If the 1800km drive from Murmansk to Veliky Novgorod on sheet ice and pot-holes wasn't hard enough on its own crews also had to find points scattered along the route. Each was worth 15 points and each is valuable as after each stage the two lowest scoring teams get dropped out. But even with a crazy 50 hour time limit it was so tight that teams had to choose which ones to go for.
So 2 days after I'd seen them last tired and slightly bewildered looking people lined up at the regroup at the edge of a frozen lake and I wondered around seeing who had some stories to tell. The start-line blessing the giant bunny received didn't seem to do it too much good as it was looking very sorry for itself with its once shiny pink fur all matted with ice and grime. But its team were in good spirits as they took on the hallowed Golden Envelope, a task so hard that many talk about it with dread. The points available if you can complete it mean that you will get a guaranteed entry in the grand final in Vladivostok. The challenge was to detour south to Kazakhstan and look for crashed satellites in the snowy wastes. Don't find them though and you are out! Incredible! But the bunny still had a grin on its face as it headed out.
I found a seat with Team NEC, a friendly group of Belarusians and Muscovites and few kilometres later we pulled into a cafe called Bummer to sit down and try and work out a plan... but it wasn't too long before the time-table was in pieces on the table. “Forget it! We go to Ekaterinburg the nice way, on the back roads” Igor said. But talk of back roads in a cafe with such a name was doomed to trouble and an unsuccessful hunt for a tyre shop with a big enough machine to balance the 37' tyres and then a closed road that confused the GPS systems enough that we were driving through the night around dead-end villages and roads that hadn't been ploughed for a long time. Tensions rose in proportion to the new Russian vocabulary I learned... although it is funny to know that the word for pancake is a curse!
The moon was almost full and cast eerie shadows through the constant birch and pine forests, while the snow-covered fields gleamed a strange silver but the dawn didn't bring any colour to the sleeping land. We started the stage with 2300km on the GPS and to remind me just how big this country is at one point it said Turn Left in 247km... But stopping in a place that translated into 'The essence of spirit' the next afternoon it still said 1300km to go.

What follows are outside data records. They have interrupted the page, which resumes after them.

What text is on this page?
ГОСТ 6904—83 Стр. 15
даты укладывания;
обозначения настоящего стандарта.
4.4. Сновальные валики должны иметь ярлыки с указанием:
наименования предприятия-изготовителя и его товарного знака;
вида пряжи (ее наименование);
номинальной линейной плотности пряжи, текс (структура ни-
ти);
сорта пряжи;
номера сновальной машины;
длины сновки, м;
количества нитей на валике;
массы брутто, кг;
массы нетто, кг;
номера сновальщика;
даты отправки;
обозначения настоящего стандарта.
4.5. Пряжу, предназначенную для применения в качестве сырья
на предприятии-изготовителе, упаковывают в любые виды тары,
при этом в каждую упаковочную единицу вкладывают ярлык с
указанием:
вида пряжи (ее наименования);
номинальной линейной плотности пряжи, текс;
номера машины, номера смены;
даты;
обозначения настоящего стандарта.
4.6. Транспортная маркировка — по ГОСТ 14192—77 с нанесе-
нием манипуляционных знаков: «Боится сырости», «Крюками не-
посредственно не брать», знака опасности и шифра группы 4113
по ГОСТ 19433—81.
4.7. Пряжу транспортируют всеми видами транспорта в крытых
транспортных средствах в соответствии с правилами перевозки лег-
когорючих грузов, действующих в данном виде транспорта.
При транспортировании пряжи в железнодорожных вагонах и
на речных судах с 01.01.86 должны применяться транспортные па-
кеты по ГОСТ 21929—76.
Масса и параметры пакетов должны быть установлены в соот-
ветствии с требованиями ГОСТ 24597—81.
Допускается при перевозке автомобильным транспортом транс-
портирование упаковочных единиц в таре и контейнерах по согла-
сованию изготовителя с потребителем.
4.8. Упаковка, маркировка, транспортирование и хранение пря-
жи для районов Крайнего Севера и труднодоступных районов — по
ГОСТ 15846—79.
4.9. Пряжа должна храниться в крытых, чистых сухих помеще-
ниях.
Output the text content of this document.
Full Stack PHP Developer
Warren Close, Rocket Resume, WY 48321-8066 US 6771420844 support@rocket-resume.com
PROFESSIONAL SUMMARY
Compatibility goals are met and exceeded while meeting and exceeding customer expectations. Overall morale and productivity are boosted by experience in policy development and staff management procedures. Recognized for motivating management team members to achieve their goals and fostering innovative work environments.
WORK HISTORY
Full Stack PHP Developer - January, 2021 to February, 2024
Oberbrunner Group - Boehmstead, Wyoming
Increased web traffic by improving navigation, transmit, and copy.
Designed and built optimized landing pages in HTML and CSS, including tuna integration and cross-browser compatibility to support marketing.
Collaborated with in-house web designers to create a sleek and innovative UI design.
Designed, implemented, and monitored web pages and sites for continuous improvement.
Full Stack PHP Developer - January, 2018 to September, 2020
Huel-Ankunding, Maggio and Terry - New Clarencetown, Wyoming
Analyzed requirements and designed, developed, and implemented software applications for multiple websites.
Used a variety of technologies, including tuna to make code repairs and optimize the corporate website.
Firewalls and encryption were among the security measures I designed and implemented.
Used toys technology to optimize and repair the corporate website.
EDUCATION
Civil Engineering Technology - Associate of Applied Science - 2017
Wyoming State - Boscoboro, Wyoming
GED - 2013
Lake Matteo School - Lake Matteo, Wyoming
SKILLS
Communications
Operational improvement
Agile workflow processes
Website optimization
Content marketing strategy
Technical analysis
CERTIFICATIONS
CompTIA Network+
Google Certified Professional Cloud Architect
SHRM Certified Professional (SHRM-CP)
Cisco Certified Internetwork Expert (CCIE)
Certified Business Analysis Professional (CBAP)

There is an interactive CD-ROM in Russia called 'How to Drive' that gives instructions on how you should drive. In the rest of the world it's called Grand Theft Auto 4! Progress was painfully slow we had to force our way around labouring trucks with wonky wheels, dodge the kamikaze Lada drivers coming the other way on the wrong side of the road and thread through the wreckage of recent accidents. And then a storm came that white-washed the way ahead and we crawled along with the road indistinguishable from fields and sky. It was impossible to overtake as visibility was down to just a few metres... and wasn't helped by the windscreen wipers icing up until they just scraped a few useless lines across the glass. From my back seat vantage point it seemed that only Russians could carry on like this. 4 days of constant driving, only sleeping in fits and starts on the back seat before being ruffled awake again to take the wheel and they could still manage to handle an overloaded 4x4.
Finally, more than two full days since we'd left Veliky Novgorod, we got into Ekaterinburg and gratefully checked into a hotel... but only for a painfully short few hours for a team briefing and the instructions for the next stage... No one did too well in getting the stamps from the trains, the best team got 4 stamps out of a possible 19 and my friends in Team Yeti were in the last two. If they didn't manage to win the next task they'd have to face the daunting Golden Envelope or go home.
But some good news. The Oleni team with the pink bunny in tow somehow managed to find the crashed satellite in the Kazakhstani countryside.
The next stage is to a camp site near the city of Tomsk, a place according to Wikipedia is famous for its chemical and oil industries. Only 1800km away and we have two days to get there.